Unless it's fused with playable action, a debate turns a play into a lecture with costumes. So it goes with "The Quarrel," a thoughtful treatise on Jewish faith that lacks theatrical spark.
Unless it’s fused with playable action, a debate turns a play into a lecture with costumes. So it goes with “The Quarrel,” a thoughtful treatise on Jewish faith that lacks theatrical spark. It’s no surprise this piece began as a short story, where the slightest premise can support an interesting battle of ideas. But in adapting Yiddish writer Chaim Grade’s original work, playwrights David Brandes and Joseph Telushkin show little sense for making his arguments dramatic.
The plot is more like a sketch: In Montreal in 1948, two old friends and Holocaust survivors unexpectedly meet in a park. When they were boys, Chaim (Sam Guncler) and Hersh (Reuven Russell) studied together, but while Hersh became a rabbi, Chaim abandoned his faith to pursue writing. Now reunited — and grieving Nazi atrocities — they clash over the value of faith in the aftermath of Hitler’s crimes.
Their arguments are interesting, if a bit schematic.
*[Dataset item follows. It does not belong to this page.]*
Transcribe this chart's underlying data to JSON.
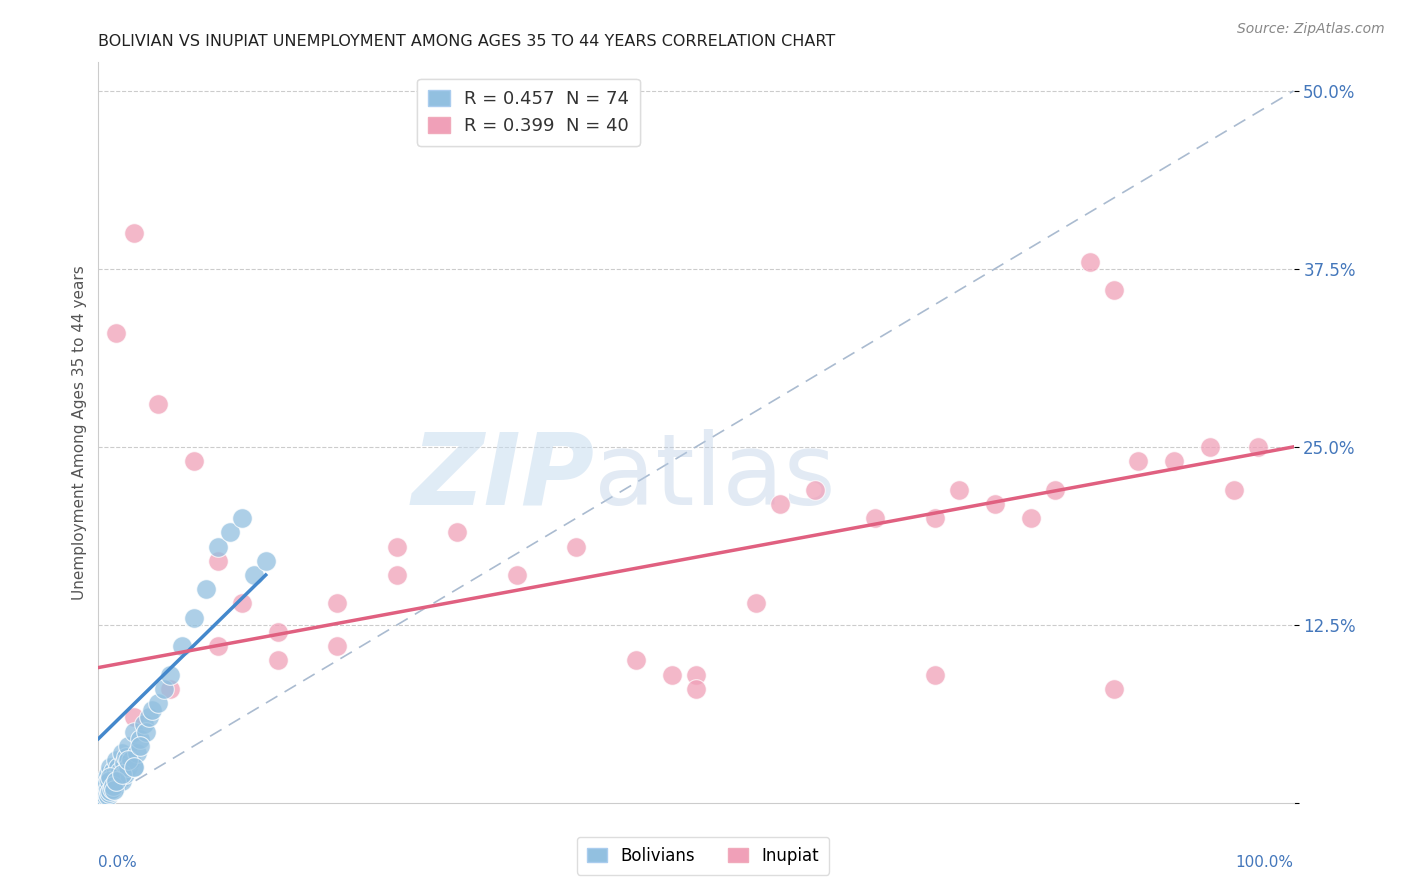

Chaim champions humanity, insisting God should be blamed for the Holocaust, but Hersh declares only God can be trusted after humans built the camps.
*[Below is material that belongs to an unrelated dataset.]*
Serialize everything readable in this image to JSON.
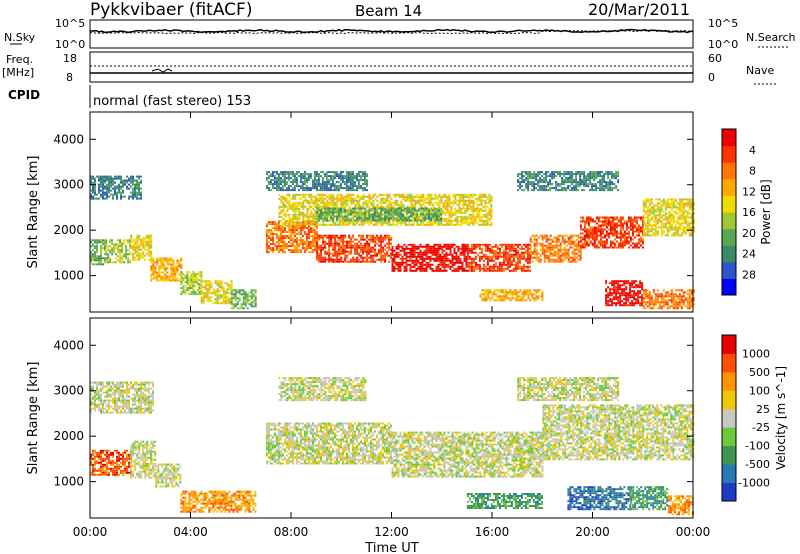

As thought-provoking as they are, however, these conversations have no dramatic purpose. Neither man can gain or lose anything by arguing, so it’s hard to stay engaged.
Along with stakes, the script lacks physicality, rarely suggesting movement. Yet director Robert Walden has the thesps wander the stage in figure eights or arbitrarily cross while speaking, as though any random action were better than stillness.
Similarly, the scribes add some awkward spectacle, such as the lightning that strikes after Hersh spits an insult, but nothing feels organic.
The actors at least find the passion in their rhetoric. In his climactic monologues, Russell erupts like a religious leader, pounding key words in his arguments and shuddering with his convictions. He skates over subtler moments, but his bombast leaves a ringing echo.
Guncler uses a hammy Jewish accent but gains authenticity by taking the time to experience each new thought. His lines seem like they’re occurring to him for the first time.
The most elegant work comes from lighting designer John Burkland. In the opening scene, Chaim remembers his friendship with Hersh while the latter stands upstage, his back to the audience as he rocks in prayer. Burkland obscures Russell at the beginning, but as Guncler talks, he pulls the background actor into focus. The light evolves from dreamy colors into realistic tones, softly preparing us to enter the play. Those elegant shifts continue, giving the production some much-needed polish.